Angelino Urges Majority Colleagues on Oversight Committee to Sign and Subpoena Zucker
Assemblyman takes the lead in the effort to initiate bipartisan investigation into nursing home deaths
Assemblyman Joseph Angelino (R,C,I-Norwich), who is the ranking Minority member of the Committee on Oversight, Analysis and Investigation, is urging his Majority colleagues on the committee to join his calls for a bipartisan investigation into the nursing home deaths that have occurred throughout the pandemic. Six days ago, the assemblyman issued a letter and a petition for the committee to use its powers of subpoena to call Dr. Howard Zucker, commissioner of the Department of Health (DOH), to testify under oath about the state’s nearly 13,000 nursing home deaths.
“We are nearly a year into the COVID-19 pandemic and we collectively have experienced so much loss. I have constituents who have called with their own questions about what happened to their loved ones who need answers to begin their process of closure. Even though we are this far along in the pandemic, we are still no closer to knowing the whole picture of what happened in our nursing homes,” said Angelino. “I encourage my colleagues across the aisle to take a similar stance as Attorney General James, who put public service before politics, and join in our efforts to bring the truth to light. Families deserve to know what happened to their loved ones.”

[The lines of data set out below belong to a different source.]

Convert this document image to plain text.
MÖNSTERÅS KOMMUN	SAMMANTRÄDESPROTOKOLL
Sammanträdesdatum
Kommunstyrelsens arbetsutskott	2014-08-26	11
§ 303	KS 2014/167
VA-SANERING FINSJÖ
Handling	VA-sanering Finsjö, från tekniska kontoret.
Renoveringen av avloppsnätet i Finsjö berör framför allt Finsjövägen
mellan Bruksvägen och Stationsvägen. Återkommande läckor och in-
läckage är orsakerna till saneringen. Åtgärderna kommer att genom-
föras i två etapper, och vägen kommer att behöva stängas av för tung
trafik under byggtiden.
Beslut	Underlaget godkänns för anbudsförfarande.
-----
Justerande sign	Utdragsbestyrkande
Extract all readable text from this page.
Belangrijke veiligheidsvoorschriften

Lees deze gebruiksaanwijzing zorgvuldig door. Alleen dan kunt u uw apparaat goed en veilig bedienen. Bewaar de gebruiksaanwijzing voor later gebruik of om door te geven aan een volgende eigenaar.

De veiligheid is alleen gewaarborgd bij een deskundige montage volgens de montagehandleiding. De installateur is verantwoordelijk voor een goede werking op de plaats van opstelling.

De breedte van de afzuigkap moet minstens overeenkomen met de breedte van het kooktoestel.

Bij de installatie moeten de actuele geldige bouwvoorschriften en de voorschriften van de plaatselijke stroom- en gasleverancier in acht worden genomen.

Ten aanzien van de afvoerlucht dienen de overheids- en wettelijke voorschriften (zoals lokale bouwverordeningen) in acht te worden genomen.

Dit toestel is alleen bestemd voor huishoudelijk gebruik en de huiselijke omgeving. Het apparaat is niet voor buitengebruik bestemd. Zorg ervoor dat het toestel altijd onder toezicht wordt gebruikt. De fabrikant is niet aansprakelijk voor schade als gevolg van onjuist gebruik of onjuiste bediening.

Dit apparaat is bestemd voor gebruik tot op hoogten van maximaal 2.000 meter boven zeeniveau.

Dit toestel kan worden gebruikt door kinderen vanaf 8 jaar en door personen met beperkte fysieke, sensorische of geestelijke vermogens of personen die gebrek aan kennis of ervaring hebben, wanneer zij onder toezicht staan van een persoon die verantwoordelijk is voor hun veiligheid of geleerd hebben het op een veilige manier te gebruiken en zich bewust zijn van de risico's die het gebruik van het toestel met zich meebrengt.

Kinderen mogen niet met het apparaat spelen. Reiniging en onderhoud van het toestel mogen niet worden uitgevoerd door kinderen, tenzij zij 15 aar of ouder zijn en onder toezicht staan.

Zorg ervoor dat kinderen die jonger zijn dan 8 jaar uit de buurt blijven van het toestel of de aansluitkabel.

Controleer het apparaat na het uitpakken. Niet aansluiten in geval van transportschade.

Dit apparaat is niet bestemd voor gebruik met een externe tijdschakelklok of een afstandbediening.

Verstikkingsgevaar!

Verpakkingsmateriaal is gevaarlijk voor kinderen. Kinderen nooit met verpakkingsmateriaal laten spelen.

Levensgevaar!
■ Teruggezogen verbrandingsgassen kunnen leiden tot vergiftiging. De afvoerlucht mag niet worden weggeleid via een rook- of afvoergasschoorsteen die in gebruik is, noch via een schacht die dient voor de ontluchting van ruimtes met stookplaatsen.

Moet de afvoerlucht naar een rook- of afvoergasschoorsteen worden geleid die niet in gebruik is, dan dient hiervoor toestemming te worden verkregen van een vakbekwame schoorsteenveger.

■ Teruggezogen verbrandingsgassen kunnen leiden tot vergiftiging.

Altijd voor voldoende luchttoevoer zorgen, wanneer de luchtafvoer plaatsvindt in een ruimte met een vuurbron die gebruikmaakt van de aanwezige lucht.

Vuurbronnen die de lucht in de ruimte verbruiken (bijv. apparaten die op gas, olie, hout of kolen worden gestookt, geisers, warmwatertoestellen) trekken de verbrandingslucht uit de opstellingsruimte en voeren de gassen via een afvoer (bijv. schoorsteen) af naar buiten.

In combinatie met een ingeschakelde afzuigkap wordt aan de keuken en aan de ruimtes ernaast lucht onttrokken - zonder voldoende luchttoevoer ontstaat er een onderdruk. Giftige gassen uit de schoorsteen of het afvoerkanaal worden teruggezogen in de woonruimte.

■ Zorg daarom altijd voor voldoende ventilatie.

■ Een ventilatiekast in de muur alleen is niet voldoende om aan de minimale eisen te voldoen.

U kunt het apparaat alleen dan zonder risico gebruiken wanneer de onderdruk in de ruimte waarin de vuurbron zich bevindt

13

According to Section 62-A of Legislative Law, if a majority of members on a given committee sign a petition, authority is given for that committee to issue a subpoena for an individual to appear before that committee to answer questions. There are seven members on the Assembly Oversight Committee, five Majority and two Minority members. Angelino and Assemblyman Michael Montesano (R,C,I,LBT-Glen Head) have signed the petition. It would only take two additional Majority members to sign on to allow for a subpoena to be issued to Dr. Zucker and compel him to answer questions following the scathing nursing home report by Attorney General Leticia James.
In addition to calling upon Dr. Zucker’s testimony, Angelino says the subpoena would call upon the DOH to release full data related to deaths during the pandemic and all communication between the DOH and any other parties which led up to the decision of crafting, implementing and override of the March 25 directive. According to the attorney general, the DOH had underreported nursing home deaths by as high as 50 percent in some cases.
The Majority chairman of the committee, Assemblyman John T. McDonald, III, has taken the stance that Zucker could be questioned at the budget hearing on February 25. Angelino contends that the budget hearing would be the inappropriate venue, as questions can only be revenue related and that the commissioner would not be under oath.
Angelino added, “We have a job to do in the Oversight Committee, and I can’t think of a clearer and more pertinent time to use our power than in rooting out what happened in our nursing homes.”